## Transitivity and synchronization

Let Sn be the symmetric group of all permutations of {1,…,n}, and Tn the full transformation monoid of all functions from this set to itself.

Recently I have come to the meta-conjecture that there is a fairly close analogy between transitive subgroups of Sn (those which can map any point to any other) and synchronizing submonoids of Tn (those containing an element mapping everything to a single point).

Here is a list of some (known or conjectured) similarities, and some differences, between these concepts.

• The probability that a random permutation generates a transitive subgroup, and the probability that a random function generates a synchronizing submonoid, are both equal to 1/n.
• The probability that two random permutations generate a transitive subgroup, or generate the symmetric or alternating group, are both 1-o(1) (indeed, 1-1/n+O(1/n2) as n→∞). I conjecture that the probability that two random functions generate a synchronizing monoid is 1-o(1). However, the probability that they generate the full transformation monoid is zero (see below).
• The probability that a random permutation lies in no transitive subgroup of the symmetric group apart from the symmetric and possibly the alternating group is 1-o(1) (a lovely theorem of Luczak and Pyber, though we don’t have a good estimate of the rate of convergence).
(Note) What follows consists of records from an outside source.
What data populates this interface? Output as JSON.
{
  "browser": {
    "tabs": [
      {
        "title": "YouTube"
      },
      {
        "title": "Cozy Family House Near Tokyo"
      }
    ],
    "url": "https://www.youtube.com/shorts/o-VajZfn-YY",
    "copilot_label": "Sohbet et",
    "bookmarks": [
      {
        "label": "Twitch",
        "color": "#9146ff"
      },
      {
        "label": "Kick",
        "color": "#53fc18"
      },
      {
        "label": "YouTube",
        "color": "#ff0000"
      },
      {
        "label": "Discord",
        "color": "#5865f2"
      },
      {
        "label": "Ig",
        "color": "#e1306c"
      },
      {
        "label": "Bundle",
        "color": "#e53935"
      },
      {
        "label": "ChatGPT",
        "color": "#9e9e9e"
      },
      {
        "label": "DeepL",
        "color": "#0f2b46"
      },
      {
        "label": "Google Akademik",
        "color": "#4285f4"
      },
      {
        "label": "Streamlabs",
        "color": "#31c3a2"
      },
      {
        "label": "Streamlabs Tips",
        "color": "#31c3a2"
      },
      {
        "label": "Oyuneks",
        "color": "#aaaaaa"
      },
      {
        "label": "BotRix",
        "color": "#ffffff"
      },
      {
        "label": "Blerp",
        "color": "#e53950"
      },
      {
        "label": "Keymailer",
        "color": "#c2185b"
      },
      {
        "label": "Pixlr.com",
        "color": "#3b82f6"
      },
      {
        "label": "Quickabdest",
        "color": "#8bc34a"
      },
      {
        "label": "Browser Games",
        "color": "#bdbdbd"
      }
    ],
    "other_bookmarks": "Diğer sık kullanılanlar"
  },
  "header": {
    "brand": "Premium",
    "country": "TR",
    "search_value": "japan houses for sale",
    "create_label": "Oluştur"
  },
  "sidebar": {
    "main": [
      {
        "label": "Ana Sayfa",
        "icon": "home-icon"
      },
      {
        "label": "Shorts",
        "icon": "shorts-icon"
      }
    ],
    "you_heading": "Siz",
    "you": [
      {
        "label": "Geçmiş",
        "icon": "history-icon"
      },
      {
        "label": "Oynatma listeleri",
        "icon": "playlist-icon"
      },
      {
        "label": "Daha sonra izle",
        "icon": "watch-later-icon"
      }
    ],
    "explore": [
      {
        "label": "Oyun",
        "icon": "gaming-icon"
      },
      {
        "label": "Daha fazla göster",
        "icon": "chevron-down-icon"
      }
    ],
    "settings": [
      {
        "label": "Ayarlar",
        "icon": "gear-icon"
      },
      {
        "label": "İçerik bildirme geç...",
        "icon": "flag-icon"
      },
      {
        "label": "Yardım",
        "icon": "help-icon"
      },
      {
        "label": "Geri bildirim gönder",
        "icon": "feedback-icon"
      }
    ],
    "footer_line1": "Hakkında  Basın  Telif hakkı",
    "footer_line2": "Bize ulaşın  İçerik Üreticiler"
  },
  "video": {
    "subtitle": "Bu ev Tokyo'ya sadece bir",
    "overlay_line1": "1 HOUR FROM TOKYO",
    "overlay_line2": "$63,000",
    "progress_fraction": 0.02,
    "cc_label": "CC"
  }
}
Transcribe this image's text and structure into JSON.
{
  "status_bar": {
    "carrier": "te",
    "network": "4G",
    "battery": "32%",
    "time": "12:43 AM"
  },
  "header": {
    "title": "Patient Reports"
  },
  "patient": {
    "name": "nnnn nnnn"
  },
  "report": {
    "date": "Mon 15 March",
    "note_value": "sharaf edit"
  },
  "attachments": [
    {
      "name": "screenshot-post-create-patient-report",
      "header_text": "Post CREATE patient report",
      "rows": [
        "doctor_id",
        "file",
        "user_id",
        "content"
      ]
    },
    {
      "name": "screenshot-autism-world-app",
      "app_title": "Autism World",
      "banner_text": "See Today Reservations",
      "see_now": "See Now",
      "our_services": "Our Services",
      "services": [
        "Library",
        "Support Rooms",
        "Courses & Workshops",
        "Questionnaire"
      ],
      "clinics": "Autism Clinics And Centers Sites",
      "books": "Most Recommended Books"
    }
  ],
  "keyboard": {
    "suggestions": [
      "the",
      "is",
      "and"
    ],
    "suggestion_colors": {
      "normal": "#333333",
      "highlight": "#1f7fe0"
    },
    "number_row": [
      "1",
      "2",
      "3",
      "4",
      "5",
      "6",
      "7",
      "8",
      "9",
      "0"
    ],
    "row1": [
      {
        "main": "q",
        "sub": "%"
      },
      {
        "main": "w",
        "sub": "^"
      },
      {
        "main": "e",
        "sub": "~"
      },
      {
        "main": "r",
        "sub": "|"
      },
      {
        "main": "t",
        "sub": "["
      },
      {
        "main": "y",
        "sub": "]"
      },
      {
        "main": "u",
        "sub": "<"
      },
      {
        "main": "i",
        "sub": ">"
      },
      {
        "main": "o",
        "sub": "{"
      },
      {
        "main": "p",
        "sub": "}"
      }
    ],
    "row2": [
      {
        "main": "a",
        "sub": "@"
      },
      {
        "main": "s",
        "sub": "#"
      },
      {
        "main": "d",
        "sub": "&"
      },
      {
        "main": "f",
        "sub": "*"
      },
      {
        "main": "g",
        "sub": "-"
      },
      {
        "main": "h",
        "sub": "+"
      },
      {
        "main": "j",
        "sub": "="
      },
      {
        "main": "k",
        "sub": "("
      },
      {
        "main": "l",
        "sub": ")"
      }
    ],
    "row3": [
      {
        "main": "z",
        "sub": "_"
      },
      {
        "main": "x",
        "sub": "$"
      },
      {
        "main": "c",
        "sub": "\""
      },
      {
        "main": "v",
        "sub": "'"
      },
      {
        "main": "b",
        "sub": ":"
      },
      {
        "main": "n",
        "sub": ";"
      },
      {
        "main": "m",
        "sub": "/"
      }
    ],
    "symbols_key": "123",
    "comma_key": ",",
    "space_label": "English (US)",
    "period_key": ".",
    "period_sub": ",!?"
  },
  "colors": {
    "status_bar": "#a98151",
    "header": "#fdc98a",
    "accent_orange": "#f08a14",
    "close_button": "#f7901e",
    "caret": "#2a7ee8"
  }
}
On the other hand, every function lies in a proper synchronizing submonoid of the full transformation monoid (again see below).

If M is a submonoid of Tn generated by a set A, then the permutations in M form a subgroup of Sn generated by the permutations in A. So, if A generates Tn, and n>2, then A must contain at least two permutations, and at least one non-permutation. This means that two random elements cannot generate the full transformation monoid. Moreover, permutations are exponentially rare in Tn, so a huge set of random elements is required to generate it with high probability. Furthermore, if g generates a synchronizing submonoid, then so do f and g for all functions f, and this monoid cannot be the whole of Tn.

I have been trying to prove the conjecture that two random functions generate a synchronizing monoid with high probability. Following the proof of Dixon’s theorem, we need to describe the maximal non-synchronizing submonoids of Tn, and to show that the number of pairs of elements contained in at least one of them is small compared to n2n.

I have now succeeded, after a fashion, in doing the first of these tasks. The maximal non-synchronizing monoids have a description as endomorphism monoids of rather special graphs (though there is still a puzzle here that I can’t answer). However, the counting part of the argument still eludes me. We need estimates for how many such submonoids there are, how large they are, and (unless we are very lucky) some information about their overlaps.

Of course, it is quite possible that a completely different strategy would succeed.

A final open problem: what about the submonoid generated by one random permutation and one random function? (It is easy to see that two random permutations and one random function synchronize with high probability.)